When facial cellulitis develops around the lips, the swelling may spread to the upper or lower lip and both sides, causing cracked skin and sores. If facial cellulitis develops on the nose, it may cause the nostril area to close up and make it difficult to breathe, requiring immediate medical care.

6. How is Facial Cellulitis Treated?

Oral antimicrobial antibiotics that treat facial cellulitis include cefazolin, cefuroxime and oxacillin. Cellulitis usually shows signs of improvement within three days of starting the antibiotics. A doctor will explain how long to take the prescription and when to let them know if there's no improvement.

Treatment for pain and fever includes over-the-counter medications, such as acetaminophen or ibuprofen, and cold compresses to help with swelling and discomfort from the heated infected area.

Facial Cellulitis

7. How Long Does it Take for Facial Cellulitis to Go Away?

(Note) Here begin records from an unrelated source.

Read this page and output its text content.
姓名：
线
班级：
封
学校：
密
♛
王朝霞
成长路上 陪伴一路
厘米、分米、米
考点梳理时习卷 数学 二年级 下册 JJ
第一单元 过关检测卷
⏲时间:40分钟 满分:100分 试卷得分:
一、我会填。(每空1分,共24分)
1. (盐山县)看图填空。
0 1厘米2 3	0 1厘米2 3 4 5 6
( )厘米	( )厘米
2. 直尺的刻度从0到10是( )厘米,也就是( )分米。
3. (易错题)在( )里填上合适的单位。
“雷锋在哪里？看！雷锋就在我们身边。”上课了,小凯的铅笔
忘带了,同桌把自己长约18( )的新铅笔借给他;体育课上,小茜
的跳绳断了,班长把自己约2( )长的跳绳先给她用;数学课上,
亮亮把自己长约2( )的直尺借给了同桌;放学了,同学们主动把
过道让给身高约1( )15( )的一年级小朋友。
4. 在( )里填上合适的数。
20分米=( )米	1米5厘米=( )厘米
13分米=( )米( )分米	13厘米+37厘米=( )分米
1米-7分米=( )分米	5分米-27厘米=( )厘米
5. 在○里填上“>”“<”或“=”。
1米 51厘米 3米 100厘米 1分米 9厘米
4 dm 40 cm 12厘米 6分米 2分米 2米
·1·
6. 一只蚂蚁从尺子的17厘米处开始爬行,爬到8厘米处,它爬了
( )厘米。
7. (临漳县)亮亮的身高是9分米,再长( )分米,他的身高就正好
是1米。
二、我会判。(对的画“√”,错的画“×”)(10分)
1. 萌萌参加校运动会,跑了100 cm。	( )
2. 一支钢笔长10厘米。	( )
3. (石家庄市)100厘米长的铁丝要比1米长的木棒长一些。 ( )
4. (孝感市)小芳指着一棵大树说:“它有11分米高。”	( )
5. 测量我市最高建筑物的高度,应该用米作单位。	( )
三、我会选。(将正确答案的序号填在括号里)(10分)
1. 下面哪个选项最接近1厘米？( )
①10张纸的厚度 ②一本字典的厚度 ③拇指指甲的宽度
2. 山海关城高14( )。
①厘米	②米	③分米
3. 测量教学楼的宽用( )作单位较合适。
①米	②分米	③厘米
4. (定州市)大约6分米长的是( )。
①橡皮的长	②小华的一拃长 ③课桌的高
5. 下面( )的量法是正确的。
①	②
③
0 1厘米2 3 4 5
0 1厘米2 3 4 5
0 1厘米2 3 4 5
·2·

Once treatment begins, facial cellulitis symptoms may show improvement within one to three days, and complete healing may take seven to 10 days. Often, facial cellulitis completely heals before the antibiotics are finished. Prescribing doctors and pharmacists usually recommend completing the medication, regardless of improvement or complete healing.

Sometimes symptoms may temporarily worsen as the antibiotics kill the infection, releasing toxins. If the symptoms do not resolve or continue to worsen, it's important to let the doctor know.

8. Is Facial Cellulitis Contagious?

Facial cellulitis is not usually contagious. Other bacterial skin infections may be transferable; however, cellulitis cannot be spread to other people. It's important to practice frequent hand washing and avoid touching the affected areas. Anyone helping care for facial cellulitis also needs to wash their hands.

If an individual has an open wound and their skin comes into contact with a person's skin who has facial cellulitis, there is a slight risk of spread. Always ensure that no one touches open wounds from cellulitis.

Facial Cellulitis

9. Will Facial Cellulitis Leave Permanent Scarring?

When facial cellulitis is developing, painful red rashes typically occur that can blister and scab over. Scabs and blisters may leave scarring if picked at or not treated with proper medications, such as antibiotics. If the cellulitis occurred due to surgery, the wound may split open and not heal correctly.

Often, facial dermatitis is treated by a dermatologist, who can provide treatment plans to prevent or reduce permanent scarring. If cellulitis is severe, it may require surgery to drain the infection, which may leave scarring.

10. How to Prevent Facial Cellulitis

It's helpful to use moisturizers on dry facial skin and sunscreen when outside. Cuts or scrapes on the face should be washed with soap and water, and a doctor should be consulted if the area quickly reddens or swells. Any facial cuts deeper than one-half inch require examination by a physician or dermatologist.

If a cut or abrasion comes in contact with saltwater or frostbite occurs on an area of the face, it's important to see a doctor for treatment to prevent infection.